Gezi olaylarının sponsoru olan Amerikalı finans spekülatörü George Soros ve benzeri küresel yapılanmalarla ismi sık sık gündeme gelen Koç Holding, her fırsatta aileyi yıkan sözleşme, eylem ve etkinliklere üst perdeden destek vermeye devam ediyor.

Toplumun her kesiminden tepki ile karşılanan ve hükumetin de feshedilmesi için bugünlerde gündemine aldığı İstanbul Sözleşmesi'ni, bazı baroların ardından bu kez “Sakallı ve bıyıklı adam çalıştırmam” deyip 28 Şubat darbesine verdikleri destekle bilinen holding patronları sahiplendi.

Bunlardan biri olan Koç Holding, "İstanbul Sözleşmesi’nin tarafı olmak, kadına yönelik şiddetle mücadele konusundaki kararlılığın göstergesidir. Bu vesileyle ülkemizdeki herkesi ve tüm yetkili kurumları İstanbul Sözleşmesi'ni korumaya ve bağlı kalmaya davet ediyoruz." açıklamasında bulundu.

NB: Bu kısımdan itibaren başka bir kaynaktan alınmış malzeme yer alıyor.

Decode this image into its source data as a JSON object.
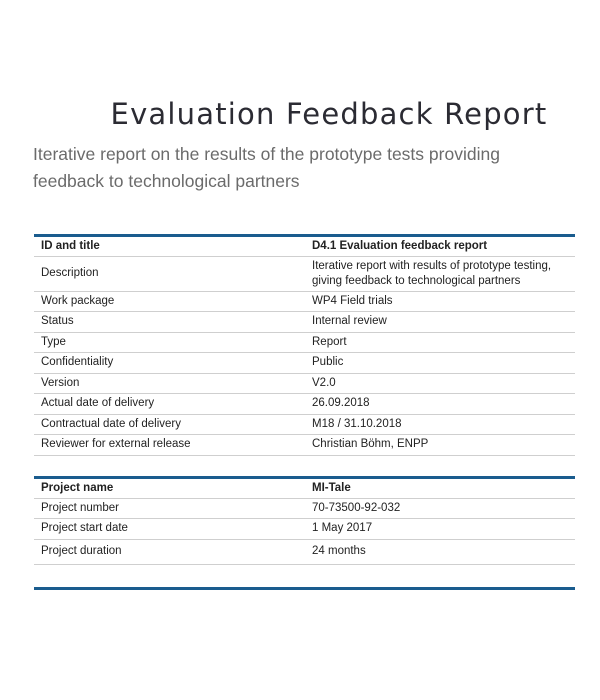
{
  "document": {
    "title": "Evaluation Feedback Report",
    "subtitle": "Iterative report on the results of the prototype tests providing feedback to technological partners"
  },
  "deliverable_table": {
    "rows": [
      {
        "key": "ID and title",
        "value": "D4.1 Evaluation feedback report"
      },
      {
        "key": "Description",
        "value": "Iterative report with results of prototype testing, giving feedback to technological partners"
      },
      {
        "key": "Work package",
        "value": "WP4 Field trials"
      },
      {
        "key": "Status",
        "value": "Internal review"
      },
      {
        "key": "Type",
        "value": "Report"
      },
      {
        "key": "Confidentiality",
        "value": "Public"
      },
      {
        "key": "Version",
        "value": "V2.0"
      },
      {
        "key": "Actual date of delivery",
        "value": "26.09.2018"
      },
      {
        "key": "Contractual date of delivery",
        "value": "M18 / 31.10.2018"
      },
      {
        "key": "Reviewer for external release",
        "value": "Christian Böhm, ENPP"
      }
    ]
  },
  "project_table": {
    "rows": [
      {
        "key": "Project name",
        "value": "MI-Tale"
      },
      {
        "key": "Project number",
        "value": "70-73500-92-032"
      },
      {
        "key": "Project start date",
        "value": "1 May 2017"
      },
      {
        "key": "Project duration",
        "value": "24 months"
      }
    ]
  },
  "colors": {
    "accent_rule": "#1a5c8e",
    "row_divider": "#cfcfcf",
    "title_text": "#2b2b33",
    "subtitle_text": "#6b6b6b"
  }
}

Koç Holding, geçtiğimiz yıllarda “Ülkem için toplumsal cinsiyet eşitliğini destekliyorum” kampanyası başlatmıştı. “He For She girişimi”ni destekleyerek imzaladığı ‘İş’te Eşitlik Bildirgesi’ ile kadınların ekonomiye katılımını artırma taahhüdü veren Ford Otosan, iş hayatında cinsiyet eşitliği için yaptığı çalışmalarla Avrupa Kalkınma ve İmar Bankasından ‘Cinsiyet Eşitliği’ ödülü kazanmıştı. Yani batıdan gelen paraların geliş sebebi ve adresi, bu şekilde belli oluyor.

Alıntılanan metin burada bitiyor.